Today’s entry: the humble shoey.
Famous people who have now done shoeys include Post Malone, Kacey Musgraves and Sir Patrick Stewart. Harry Styles, however, politely declined the offer to drink from a fan's shoe. https://t.co/DJZ1n5OHLc— New York Times World (@nytimesworld) May 21, 2019
Truly an honour to have the august gaze of the Grey Lady turned on a proud cultural tradition.
To “do a shoey” is to pour alcohol (usually beer) into a shoe (yours or someone else’s) and chug it. Beer cascades down your shirt. Then you (or someone else) wears a wet shoe for the night.
Famous people who have quaffed from a boot, usually at the insistence of Australians, include the Australian Formula One driver Daniel Ricciardo; film and television stars like Sir Patrick Stewart, Gerard Butler, Hugh Grant and Jimmy Fallon; and musicians including Stormzy, Machine Gun Kelly, Aminé and Luke Bryan. Harry Styles, the former One Direction singer, declined a shoey.

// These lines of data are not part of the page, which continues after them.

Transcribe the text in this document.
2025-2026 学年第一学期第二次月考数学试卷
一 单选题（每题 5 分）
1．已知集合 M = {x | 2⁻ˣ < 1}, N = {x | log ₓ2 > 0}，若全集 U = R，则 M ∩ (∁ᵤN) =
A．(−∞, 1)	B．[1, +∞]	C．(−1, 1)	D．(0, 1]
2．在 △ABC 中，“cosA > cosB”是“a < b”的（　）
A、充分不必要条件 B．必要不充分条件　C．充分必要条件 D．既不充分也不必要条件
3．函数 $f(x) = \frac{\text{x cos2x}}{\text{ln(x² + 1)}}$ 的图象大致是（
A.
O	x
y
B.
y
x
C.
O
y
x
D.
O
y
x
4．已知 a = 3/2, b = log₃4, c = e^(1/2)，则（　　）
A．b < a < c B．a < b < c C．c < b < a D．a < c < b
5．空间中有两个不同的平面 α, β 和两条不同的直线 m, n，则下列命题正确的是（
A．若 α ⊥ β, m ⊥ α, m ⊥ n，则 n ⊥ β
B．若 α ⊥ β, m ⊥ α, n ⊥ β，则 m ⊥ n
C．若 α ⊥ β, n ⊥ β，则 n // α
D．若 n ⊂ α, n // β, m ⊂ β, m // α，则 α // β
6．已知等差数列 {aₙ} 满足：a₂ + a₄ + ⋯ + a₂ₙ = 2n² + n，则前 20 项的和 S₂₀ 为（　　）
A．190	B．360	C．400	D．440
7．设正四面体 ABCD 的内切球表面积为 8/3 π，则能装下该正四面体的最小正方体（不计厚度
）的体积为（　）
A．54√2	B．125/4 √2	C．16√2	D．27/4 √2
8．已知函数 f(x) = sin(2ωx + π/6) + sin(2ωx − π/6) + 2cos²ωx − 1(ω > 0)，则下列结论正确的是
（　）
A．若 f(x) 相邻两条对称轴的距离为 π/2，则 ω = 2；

Despite the fact the shoey ceased being a red hot meme well over a year ago, it manages to perpetuate itself zombielike into the present day based on the fact that a) touring acts from around the world are told to do one, which disgusts them; and b) we keep fucking doing them. Slurping curdled toe fungus from a crusty Reebok has been baked into the culture now, and it might take something like a devastating climate catastrophe to reverse course.
Look, now that it has reached “covered by the global paper of record” status, we can probably let it die. Maybe we can drink beer from some other unorthodox receptacle, like a hat or backpack or some shit like that.